Bletchley Park codebreaker awarded France’s highest honour

Lorna Cockayne's wartime efforts were as secret as the codes she helped to crack for years - until now, reports ITV News Correspondent Sejal Karia

One of the last surviving Bletchley Park Second World War codebreakers has been presented with France’s highest honour.

Lorna Cockayne was given the Legion d’honneur by the highest ranking female officer in the Royal Navy at a presentation ceremony held in Dorset.

The 96-year-old, from Christchurch, was trained to use the Colossus computers – the first computers in the world – at Bletchley Park to crack German codes, after joining the Women’s Royal Navy Service (Wrens) in 1943.

Mrs Cockayne receives the Legion d’honneur from Royal Navy Commodore Credit: Andrew Matthews/PA Images

Lorna Cockayne said: “I was one of 600 Wrens working day and night trying to sort out the jigsaw puzzle that was Bletchley Park.

"We didn’t know what we were doing and it wasn’t for years later that I discovered exactly what we were doing, it was just the secrecy of Bletchley Park.”

Mrs Cockayne said that because of security, she was not informed of how important her role had been.

The 96-year-old with the Legion d’honneur Credit: Andrew Matthews/PA Images

On the 70th anniversary of D-Day in June 2014, the French president announced that the Legion d’honneur would be awarded to all British veterans who fought for the liberation of France during the Second World War.

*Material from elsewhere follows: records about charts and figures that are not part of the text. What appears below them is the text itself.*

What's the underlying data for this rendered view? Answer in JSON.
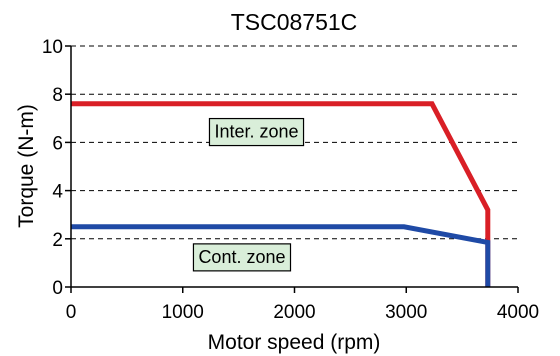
{
  "chart_data": {
    "type": "line",
    "title": "TSC08751C",
    "xlabel": "Motor speed (rpm)",
    "ylabel": "Torque (N-m)",
    "xlim": [
      0,
      4000
    ],
    "ylim": [
      0,
      10
    ],
    "x_ticks": [
      "0",
      "1000",
      "2000",
      "3000",
      "4000"
    ],
    "y_ticks": [
      "0",
      "2",
      "4",
      "6",
      "8",
      "10"
    ],
    "grid": "horizontal dashed",
    "series": [
      {
        "color": "#d91f26",
        "points": [
          [
            0,
            7.6
          ],
          [
            3230,
            7.6
          ],
          [
            3730,
            3.2
          ],
          [
            3730,
            0
          ]
        ]
      },
      {
        "color": "#1f4aa6",
        "points": [
          [
            0,
            2.5
          ],
          [
            2980,
            2.5
          ],
          [
            3730,
            1.85
          ],
          [
            3730,
            0
          ]
        ]
      }
    ],
    "annotations": [
      {
        "text": "Inter. zone",
        "x": 1660,
        "y": 6.45
      },
      {
        "text": "Cont. zone",
        "x": 1530,
        "y": 1.25
      }
    ]
  }
}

Steve Cockayne, the youngest of Mrs Cockayne’s three children, said: “I feel immensely proud – she is very humble about all of this and really didn’t want a big show, but I persuaded her to accept the medal on behalf of all the Wrens who can’t be here because they all did tremendous work at Bletchley Park.”

Mrs Cockayne served in the Women’s Royal Naval Service Credit: Andrew Matthews/PA Images

A RNA spokeswoman said: “Lorna Cockayne is one of the last surviving people who ran the first computers in the world – the Colossus computers at Bletchley Park.

“At the time, women could join the Women’s Royal Navy Service (Wrens) but not the Royal Navy itself, offering administrative support to the War effort but not allowed to sea.

“Lorna joined the Wrens in 1943, and as a member of Bletchley Park’s ‘C Watch’ she played a pivotal role in defeating the Germans.”

British codebreakers helped decipher the German army’s Lorenz encrypted messages using the Colossus computer and Tunny machine at the Government Code and Cypher School’s main codebreaking centre, which was based at Bletchley Park in Bletchley, Milton Keynes.